На другом портрете была изображена незнакомая женщина в роскошном парчовом платье и алмазной диадеме на голове. Артем с интересом разглядывал картину, пытаясь понять, кто на ней изображен. И вдруг его осенило. По-видимому, это и была одна из тех картин, которую когда-то, много лет назад, привезли в этот дом заморские купцы. Картина была выполнена очень мастерски и была, вероятно, очень ценным подарком. Но печальна была ее история для этой фамилии. Ведь с тех двух картин, подаренных заморскими гостями Алексею Митрофановичу, и начались все беды и горести этой семьи.
Хотя, как знать! Может, и права была Анна Матвеевна тогда на корабле, когда сказала Артему, что у каждого своя судьба. Наверное, суждено было всему этому случиться, а картины здесь совершенно ни при чем.

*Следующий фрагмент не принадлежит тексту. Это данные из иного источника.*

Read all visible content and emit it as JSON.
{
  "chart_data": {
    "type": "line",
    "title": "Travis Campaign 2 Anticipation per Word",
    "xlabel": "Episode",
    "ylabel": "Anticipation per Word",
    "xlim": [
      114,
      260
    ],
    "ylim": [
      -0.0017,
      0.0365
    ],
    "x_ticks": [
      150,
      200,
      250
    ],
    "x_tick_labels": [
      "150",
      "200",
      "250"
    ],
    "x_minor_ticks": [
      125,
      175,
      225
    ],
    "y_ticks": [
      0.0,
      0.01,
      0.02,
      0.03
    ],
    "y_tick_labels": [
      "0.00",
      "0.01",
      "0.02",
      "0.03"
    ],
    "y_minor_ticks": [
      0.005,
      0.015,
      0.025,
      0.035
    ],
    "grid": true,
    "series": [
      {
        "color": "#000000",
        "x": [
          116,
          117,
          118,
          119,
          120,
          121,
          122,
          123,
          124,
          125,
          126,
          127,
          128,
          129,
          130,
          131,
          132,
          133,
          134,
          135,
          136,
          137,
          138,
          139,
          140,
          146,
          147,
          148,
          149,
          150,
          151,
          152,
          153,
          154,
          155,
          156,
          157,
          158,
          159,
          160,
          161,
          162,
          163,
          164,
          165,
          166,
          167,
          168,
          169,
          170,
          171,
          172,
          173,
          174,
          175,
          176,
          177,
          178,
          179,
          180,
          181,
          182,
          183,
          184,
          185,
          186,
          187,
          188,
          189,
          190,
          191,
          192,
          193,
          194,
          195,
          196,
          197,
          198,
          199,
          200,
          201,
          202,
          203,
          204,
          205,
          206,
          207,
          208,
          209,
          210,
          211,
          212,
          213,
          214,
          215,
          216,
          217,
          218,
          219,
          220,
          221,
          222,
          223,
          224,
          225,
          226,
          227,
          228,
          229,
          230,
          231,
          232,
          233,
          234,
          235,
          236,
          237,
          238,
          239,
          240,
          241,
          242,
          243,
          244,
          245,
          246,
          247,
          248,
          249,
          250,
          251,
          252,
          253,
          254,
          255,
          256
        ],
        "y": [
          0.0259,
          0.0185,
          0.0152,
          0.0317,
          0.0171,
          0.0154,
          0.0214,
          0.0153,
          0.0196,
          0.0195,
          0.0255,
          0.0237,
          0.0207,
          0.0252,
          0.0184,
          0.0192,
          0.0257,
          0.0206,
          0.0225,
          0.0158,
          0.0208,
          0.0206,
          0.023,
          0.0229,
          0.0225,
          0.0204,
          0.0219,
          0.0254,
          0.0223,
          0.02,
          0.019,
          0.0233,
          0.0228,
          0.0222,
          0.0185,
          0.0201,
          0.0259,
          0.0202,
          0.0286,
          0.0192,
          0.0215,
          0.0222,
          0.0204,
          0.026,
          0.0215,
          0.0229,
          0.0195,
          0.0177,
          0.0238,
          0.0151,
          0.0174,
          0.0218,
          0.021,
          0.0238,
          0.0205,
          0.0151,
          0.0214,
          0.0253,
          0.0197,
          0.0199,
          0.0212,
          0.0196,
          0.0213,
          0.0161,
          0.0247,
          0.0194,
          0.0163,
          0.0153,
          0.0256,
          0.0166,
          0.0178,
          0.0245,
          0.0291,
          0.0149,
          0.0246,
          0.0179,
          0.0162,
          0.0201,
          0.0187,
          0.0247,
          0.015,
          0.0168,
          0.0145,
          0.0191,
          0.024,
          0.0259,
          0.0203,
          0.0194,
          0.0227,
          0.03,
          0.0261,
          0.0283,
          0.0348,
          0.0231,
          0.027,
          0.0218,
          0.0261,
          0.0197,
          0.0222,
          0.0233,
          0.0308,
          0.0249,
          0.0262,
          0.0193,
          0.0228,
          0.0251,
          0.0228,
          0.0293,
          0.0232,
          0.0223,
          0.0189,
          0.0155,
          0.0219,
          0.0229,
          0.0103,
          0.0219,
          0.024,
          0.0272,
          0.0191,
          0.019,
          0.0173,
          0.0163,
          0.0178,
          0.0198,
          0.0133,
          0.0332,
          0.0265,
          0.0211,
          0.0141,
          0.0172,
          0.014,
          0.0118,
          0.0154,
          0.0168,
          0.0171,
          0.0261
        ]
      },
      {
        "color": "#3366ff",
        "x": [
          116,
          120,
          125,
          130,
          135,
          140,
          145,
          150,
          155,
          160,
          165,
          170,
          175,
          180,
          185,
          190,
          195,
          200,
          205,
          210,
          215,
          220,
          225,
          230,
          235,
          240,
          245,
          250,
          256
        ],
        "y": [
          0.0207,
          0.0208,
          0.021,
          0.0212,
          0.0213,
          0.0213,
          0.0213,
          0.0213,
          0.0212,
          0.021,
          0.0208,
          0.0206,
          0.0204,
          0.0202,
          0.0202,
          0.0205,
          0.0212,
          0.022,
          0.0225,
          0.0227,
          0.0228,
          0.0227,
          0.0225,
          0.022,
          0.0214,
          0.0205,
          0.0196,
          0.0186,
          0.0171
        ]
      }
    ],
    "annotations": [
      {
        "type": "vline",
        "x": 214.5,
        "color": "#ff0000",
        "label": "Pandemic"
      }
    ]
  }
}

Вдоволь наплакавшись и, наконец, успокоившись, Глаша и Анна Матвеевна так, обнявшись, и пошли назад в горницу. Глаша, словно спохватившись, вдруг заметалась:
— Господи, чего это я соплями своими тут вас расстраиваю. Надо же к хозяину бежать, радостную весть ему сообщать! Вы посидите тут, а я быстро, я одна нога здесь — другая там. — И с этими словами девчушка ураганом унеслась из комнаты.
Анна Матвеевна, теперь уже совсем успокоившись, стала оглядывать комнату так, словно бы никогда ее не видела. Она теперь подходила к шкафам, открывала их и, заглядывая внутрь, удовлетворенно хмыкала.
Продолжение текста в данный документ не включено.